You guys, we have to be determined. Don't let the devil get you to eat that thing that you aren't hungry for or don't need! :devil: We'll always give ourselves treats to keep us sane...but I want to learn to feed my body what it needs...veggies, vitamins...etc. I chugged my 20oz bottle of water after I showered and headed home. My body needed that. I felt bad that I wasn't giving my body what it needs. I haven't been. Just a bunch of junk. I deserve better.

SO...I am SO determined to make my October goal of 225. Do you know that just earlier today I was thinking, "oh well, I'm not gonna make that one". How could I let myself think that? I'm GOING to do it. I also want to set a goal for January 1, 2005. Anyone want to join me? I think 199 by then is a bit steep. I want to stay more realistic and say 210 by January 1st.
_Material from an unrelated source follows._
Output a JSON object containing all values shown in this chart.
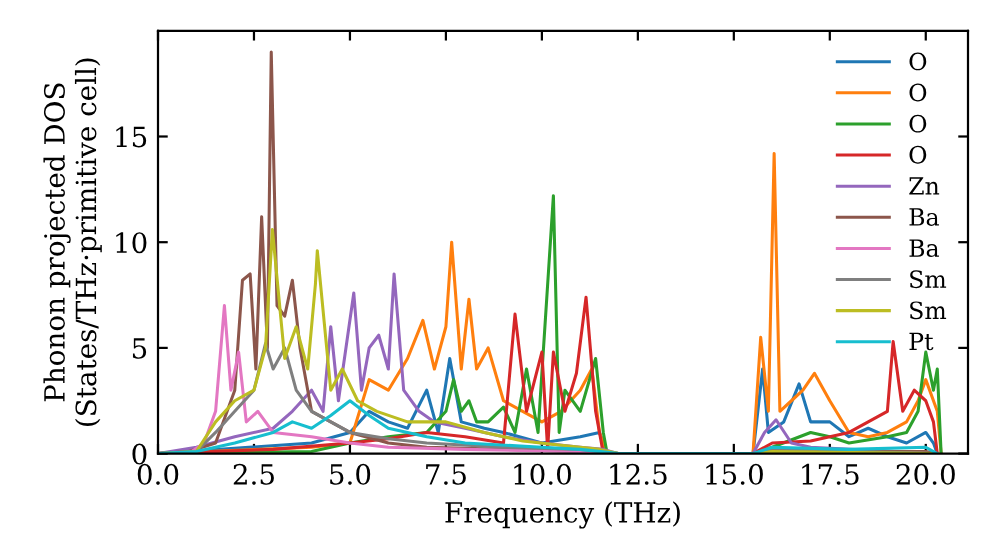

That is just 7.5 pounds a month for Nov and Dec. And yes, through the worst holidays ever. I told my husband...we're making some major changes in the kitchen. This has got to stop. Although we're short on money, I'm going to cut out a lot of meat and make more salads chock full of veggies like carrots, sugar snap peas, radish, tomatoes, bean sprouts. I could eat a giant fresh salad for dinner every night and feel satisfied and still save tons of calories. I'm going to stock up on chicken breast when it's on sale and boil and cube it for use in the salads. I'm going to get a wide variety of low calorie salad dressings. Maybe I can make Sundays the days that I boil the chicken and shred or cube it for use in salads all week.

The reason why I'm setting a Jan 1 goal is because I get so depressed during that time in the past few years...because I have been weighing more and more each year. I don't want to make my resolution on January 1st...I want to be LIVING my resolution of weight loss. I'll start working out, then taper off after a couple of months....and gain. It's a pattern. NO MORE!

WATCH OUT SUMMER 2005!!!!!

Whew...long post....I'm just so psyched I had to share. Please, I hope you all join me in a New Year's goal! We can totally do this. All of you are so darn great. Thanks for listening!!!!!